Tuesday, August 02, 2011

Mathematical Model Theory 1

Well, of course NOVA presented that startling thought to its viewers on a platter to boggle their minds. I am neither a mathematician nor a physicist but what I do understand are the arguments for why mathematics may never be capable of reaching some GUT Grand Unifying Theory of Everything.

Imagine some enormous hyper-dimensional fork (as in spoon and fork) which has its prongs stuck in our universe. We see those prongs as points, separate entities. If we do something to one prong we measure an instantaneous change at the other prong some great distance away and we jump to the conclusion that an effect can move FASTER than the speed of light.
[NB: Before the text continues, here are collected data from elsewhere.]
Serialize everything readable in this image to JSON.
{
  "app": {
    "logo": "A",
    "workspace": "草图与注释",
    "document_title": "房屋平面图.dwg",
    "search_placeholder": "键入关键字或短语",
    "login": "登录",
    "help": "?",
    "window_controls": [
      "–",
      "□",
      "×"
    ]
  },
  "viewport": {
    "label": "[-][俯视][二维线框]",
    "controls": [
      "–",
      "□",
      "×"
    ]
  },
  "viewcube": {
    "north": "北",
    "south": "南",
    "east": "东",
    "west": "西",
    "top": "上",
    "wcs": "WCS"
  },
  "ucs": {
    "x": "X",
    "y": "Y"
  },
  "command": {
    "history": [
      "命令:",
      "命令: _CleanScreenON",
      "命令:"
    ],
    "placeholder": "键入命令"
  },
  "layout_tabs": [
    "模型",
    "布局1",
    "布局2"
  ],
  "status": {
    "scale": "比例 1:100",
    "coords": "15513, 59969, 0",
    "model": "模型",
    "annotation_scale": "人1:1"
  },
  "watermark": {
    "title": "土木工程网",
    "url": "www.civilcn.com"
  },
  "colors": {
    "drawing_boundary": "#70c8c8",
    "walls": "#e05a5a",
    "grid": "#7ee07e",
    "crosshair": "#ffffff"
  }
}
Human beings feel that they do not COMPREHEND something until they have built a mathematical model which perfectly imitates and predicts the physical observations.  We feel that when we can predict some future event precisely then we understand that event.

When one of the space explorers passed near the rings of Saturn and photographed them up close, scientists were delighted that the composition of the rings was exactly as they predicted.
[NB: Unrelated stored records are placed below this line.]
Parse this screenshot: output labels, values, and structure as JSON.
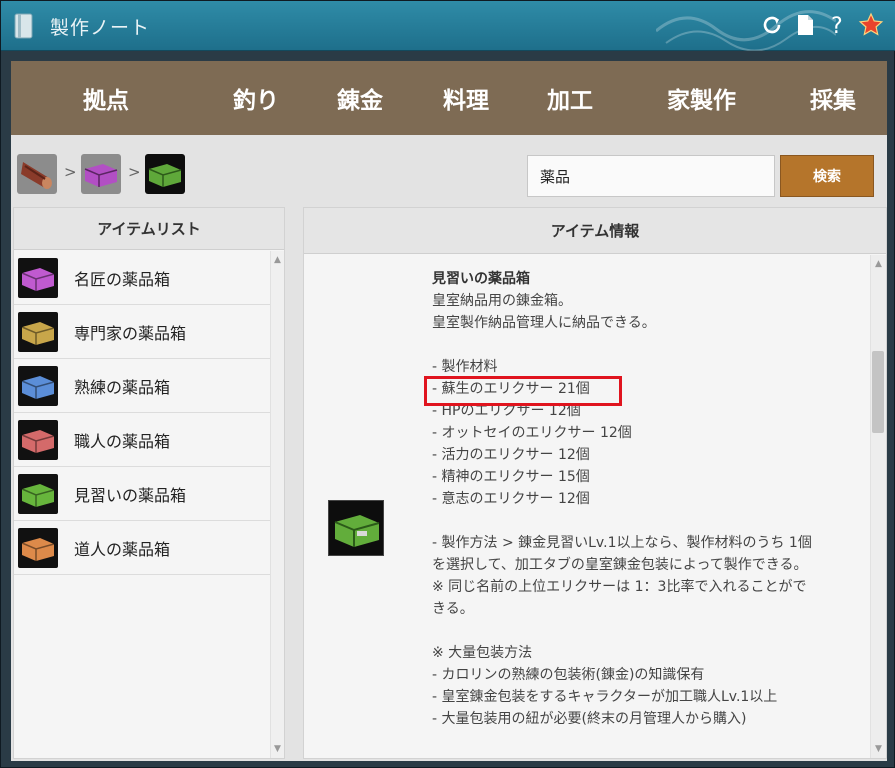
{
  "window": {
    "title": "製作ノート"
  },
  "titlebar_icons": [
    "refresh-icon",
    "page-icon",
    "help-icon",
    "star-icon"
  ],
  "nav": {
    "tabs": [
      {
        "label": "拠点"
      },
      {
        "label": "釣り"
      },
      {
        "label": "錬金"
      },
      {
        "label": "料理"
      },
      {
        "label": "加工"
      },
      {
        "label": "家製作"
      },
      {
        "label": "採集"
      }
    ]
  },
  "breadcrumb": {
    "separator": ">"
  },
  "search": {
    "value": "薬品",
    "button_label": "検索"
  },
  "item_list": {
    "header": "アイテムリスト",
    "items": [
      {
        "label": "名匠の薬品箱",
        "color": "#c05ad0"
      },
      {
        "label": "専門家の薬品箱",
        "color": "#c8a64a"
      },
      {
        "label": "熟練の薬品箱",
        "color": "#5b8ed8"
      },
      {
        "label": "職人の薬品箱",
        "color": "#d46a6a"
      },
      {
        "label": "見習いの薬品箱",
        "color": "#67b53c"
      },
      {
        "label": "道人の薬品箱",
        "color": "#dd8a4a"
      }
    ]
  },
  "item_info": {
    "header": "アイテム情報",
    "name": "見習いの薬品箱",
    "lines": [
      "皇室納品用の錬金箱。",
      "皇室製作納品管理人に納品できる。",
      "",
      "- 製作材料",
      "- 蘇生のエリクサー 21個",
      "- HPのエリクサー 12個",
      "- オットセイのエリクサー 12個",
      "- 活力のエリクサー 12個",
      "- 精神のエリクサー 15個",
      "- 意志のエリクサー 12個",
      "",
      "- 製作方法 > 錬金見習いLv.1以上なら、製作材料のうち 1個",
      "を選択して、加工タブの皇室錬金包装によって製作できる。",
      "※ 同じ名前の上位エリクサーは 1：3比率で入れることがで",
      "きる。",
      "",
      "※ 大量包装方法",
      "- カロリンの熟練の包装術(錬金)の知識保有",
      "- 皇室錬金包装をするキャラクターが加工職人Lv.1以上",
      "- 大量包装用の紐が必要(終末の月管理人から購入)"
    ]
  },
  "colors": {
    "nav_bg": "#7e6b54",
    "search_button": "#b5752b",
    "highlight": "#e0141e",
    "titlebar": "#2f8ca8"
  }
}
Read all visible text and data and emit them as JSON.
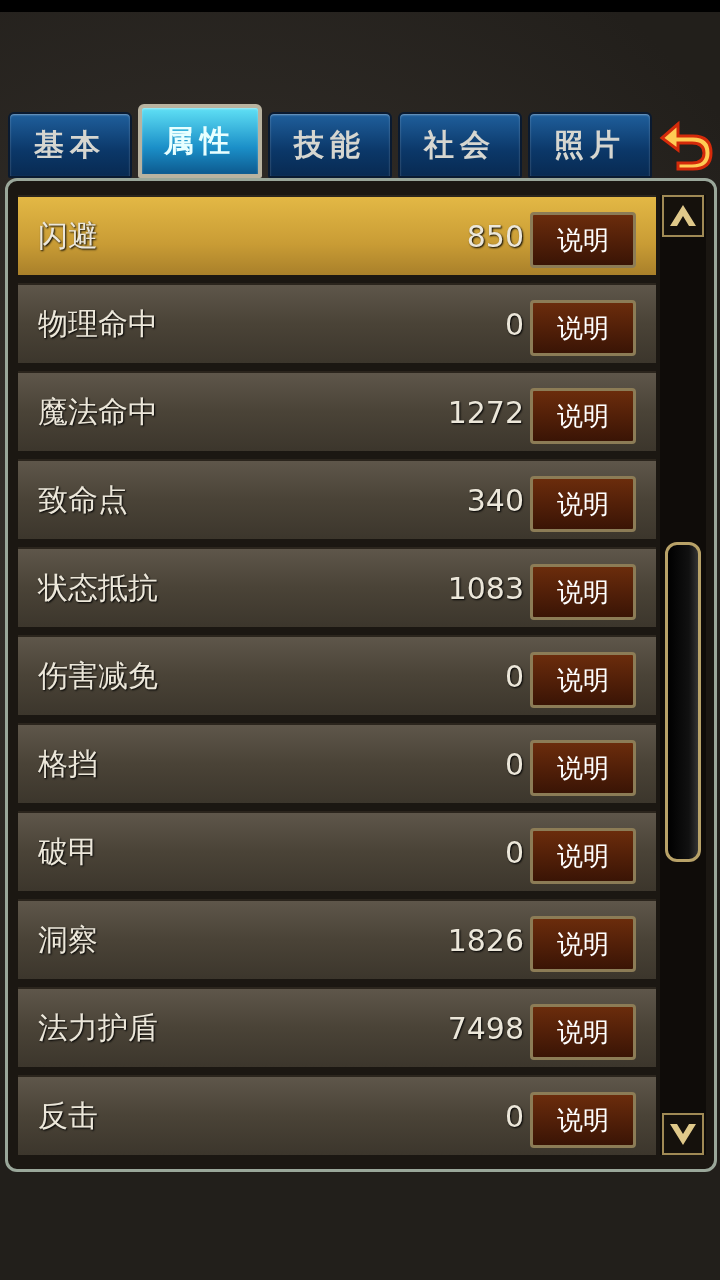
{
  "tabs": [
    {
      "label": "基本",
      "selected": false
    },
    {
      "label": "属性",
      "selected": true
    },
    {
      "label": "技能",
      "selected": false
    },
    {
      "label": "社会",
      "selected": false
    },
    {
      "label": "照片",
      "selected": false
    }
  ],
  "rows": [
    {
      "name": "闪避",
      "value": "850",
      "button": "说明",
      "selected": true
    },
    {
      "name": "物理命中",
      "value": "0",
      "button": "说明",
      "selected": false
    },
    {
      "name": "魔法命中",
      "value": "1272",
      "button": "说明",
      "selected": false
    },
    {
      "name": "致命点",
      "value": "340",
      "button": "说明",
      "selected": false
    },
    {
      "name": "状态抵抗",
      "value": "1083",
      "button": "说明",
      "selected": false
    },
    {
      "name": "伤害减免",
      "value": "0",
      "button": "说明",
      "selected": false
    },
    {
      "name": "格挡",
      "value": "0",
      "button": "说明",
      "selected": false
    },
    {
      "name": "破甲",
      "value": "0",
      "button": "说明",
      "selected": false
    },
    {
      "name": "洞察",
      "value": "1826",
      "button": "说明",
      "selected": false
    },
    {
      "name": "法力护盾",
      "value": "7498",
      "button": "说明",
      "selected": false
    },
    {
      "name": "反击",
      "value": "0",
      "button": "说明",
      "selected": false
    }
  ]
}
I suppose it is the field of study called EPISTEMOLOGY which questions how we know anything or understand it.  

Aristotle conjectured that what humans take greatest delight in is MIMETIC (from where we get the word Mime, as in Marcel Marceau ) IMITATION. Aristotle said this in The Poetics. A mathematical model imitates some behavior in the physical world to within some degree of accuracy. Newtonian physics predicted the path of projectiles like cannon balls accurately enough to strike the enemy but not accurately enough to strike the moon.

The mathematician Kurt Godel had almost a religious belief that numbers and objects of mathematics had an actual existence in some ideal, eidetic realm, untouched and uncorrupted by the physical world and attainable only by the mind.  Einstein on the other hand rejected such a notion and saw mathematics as an ad hoc tool to achieve some end.
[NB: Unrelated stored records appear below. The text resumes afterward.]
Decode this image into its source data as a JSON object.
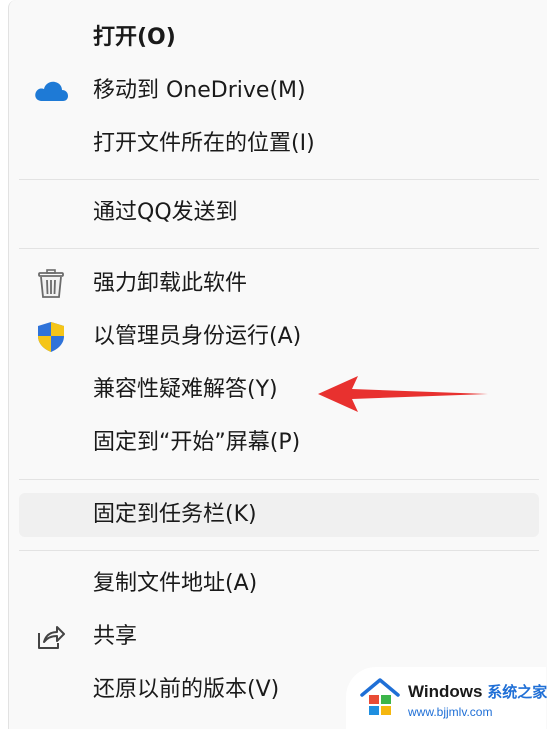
{
  "menu": {
    "items": [
      {
        "label": "打开(O)",
        "icon": "none"
      },
      {
        "label": "移动到 OneDrive(M)",
        "icon": "onedrive-cloud-icon"
      },
      {
        "label": "打开文件所在的位置(I)",
        "icon": "none"
      },
      {
        "label": "通过QQ发送到",
        "icon": "none"
      },
      {
        "label": "强力卸载此软件",
        "icon": "trash-icon"
      },
      {
        "label": "以管理员身份运行(A)",
        "icon": "uac-shield-icon"
      },
      {
        "label": "兼容性疑难解答(Y)",
        "icon": "none"
      },
      {
        "label": "固定到“开始”屏幕(P)",
        "icon": "none"
      },
      {
        "label": "固定到任务栏(K)",
        "icon": "none"
      },
      {
        "label": "复制文件地址(A)",
        "icon": "none"
      },
      {
        "label": "共享",
        "icon": "share-icon"
      },
      {
        "label": "还原以前的版本(V)",
        "icon": "none"
      }
    ],
    "highlighted_index": 8
  },
  "annotation": {
    "type": "red-arrow",
    "color": "#e8312f",
    "points_to": "兼容性疑难解答(Y)"
  },
  "watermark": {
    "title": "Windows",
    "title_cn": "系统之家",
    "url": "www.bjjmlv.com"
  },
  "colors": {
    "onedrive": "#1e7ad6",
    "shield_blue": "#2f73d9",
    "shield_yellow": "#f5c518",
    "arrow_red": "#e8312f"
  }
}
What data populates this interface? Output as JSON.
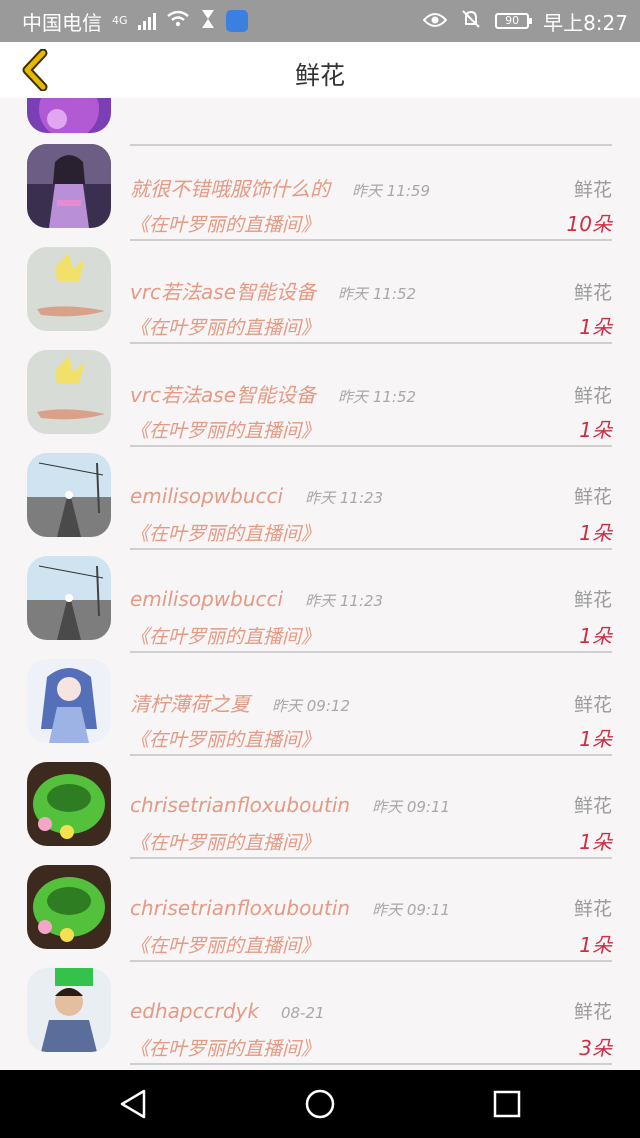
{
  "status_bar": {
    "carrier": "中国电信",
    "network": "4G",
    "battery": "90",
    "time": "早上8:27"
  },
  "header": {
    "title": "鲜花"
  },
  "rows": [
    {
      "name": "就很不错哦服饰什么的",
      "time": "昨天 11:59",
      "gift": "鲜花",
      "room": "《在叶罗丽的直播间》",
      "count": "10朵",
      "avatar": "avatar-girl-purple"
    },
    {
      "name": "vrc若法ase智能设备",
      "time": "昨天 11:52",
      "gift": "鲜花",
      "room": "《在叶罗丽的直播间》",
      "count": "1朵",
      "avatar": "avatar-paper-crane"
    },
    {
      "name": "vrc若法ase智能设备",
      "time": "昨天 11:52",
      "gift": "鲜花",
      "room": "《在叶罗丽的直播间》",
      "count": "1朵",
      "avatar": "avatar-paper-crane"
    },
    {
      "name": "emilisopwbucci",
      "time": "昨天 11:23",
      "gift": "鲜花",
      "room": "《在叶罗丽的直播间》",
      "count": "1朵",
      "avatar": "avatar-road"
    },
    {
      "name": "emilisopwbucci",
      "time": "昨天 11:23",
      "gift": "鲜花",
      "room": "《在叶罗丽的直播间》",
      "count": "1朵",
      "avatar": "avatar-road"
    },
    {
      "name": "清柠薄荷之夏",
      "time": "昨天 09:12",
      "gift": "鲜花",
      "room": "《在叶罗丽的直播间》",
      "count": "1朵",
      "avatar": "avatar-anime-girl"
    },
    {
      "name": "chrisetrianfloxuboutin",
      "time": "昨天 09:11",
      "gift": "鲜花",
      "room": "《在叶罗丽的直播间》",
      "count": "1朵",
      "avatar": "avatar-green-ring"
    },
    {
      "name": "chrisetrianfloxuboutin",
      "time": "昨天 09:11",
      "gift": "鲜花",
      "room": "《在叶罗丽的直播间》",
      "count": "1朵",
      "avatar": "avatar-green-ring"
    },
    {
      "name": "edhapccrdyk",
      "time": "08-21",
      "gift": "鲜花",
      "room": "《在叶罗丽的直播间》",
      "count": "3朵",
      "avatar": "avatar-man"
    }
  ],
  "colors": {
    "name": "#e49a84",
    "count": "#cc2e46",
    "muted": "#9b9b9b",
    "back_arrow": "#e8b800"
  }
}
If you google on a picture of Wittgenstein's grave you will see a little decorative ladder is part of the tombstone. Wittgenstein wrote his Tractatus in which he says on the first page "That of which we cannot speak we must pass over in silence."  Wittgenstein saw the self-referential problem of any language which predicates qualities (or quantities) whether a spoken language or the symbolic language of mathematics. Kurt Godel and Wittgenstein both touched upon the possible inherent weaknesses of mathematics. Those weaknesses suggest that the task of mathematicians will never come to a conclusion, a final age of absolute knowledge which Hegel dreamed of.   

The IBM OS operating system has been described as one of the most complex human creations ever. At any give time it has 1000 bugs. It is like an infinite carpet with bumps and no matter how you work to smooth out all the bumps, they simple reappear elsewhere.

Morris Kline wrote a book entitled something like "The Failure of Mathematics" but I would have to Google and I must post this long post before it disappears.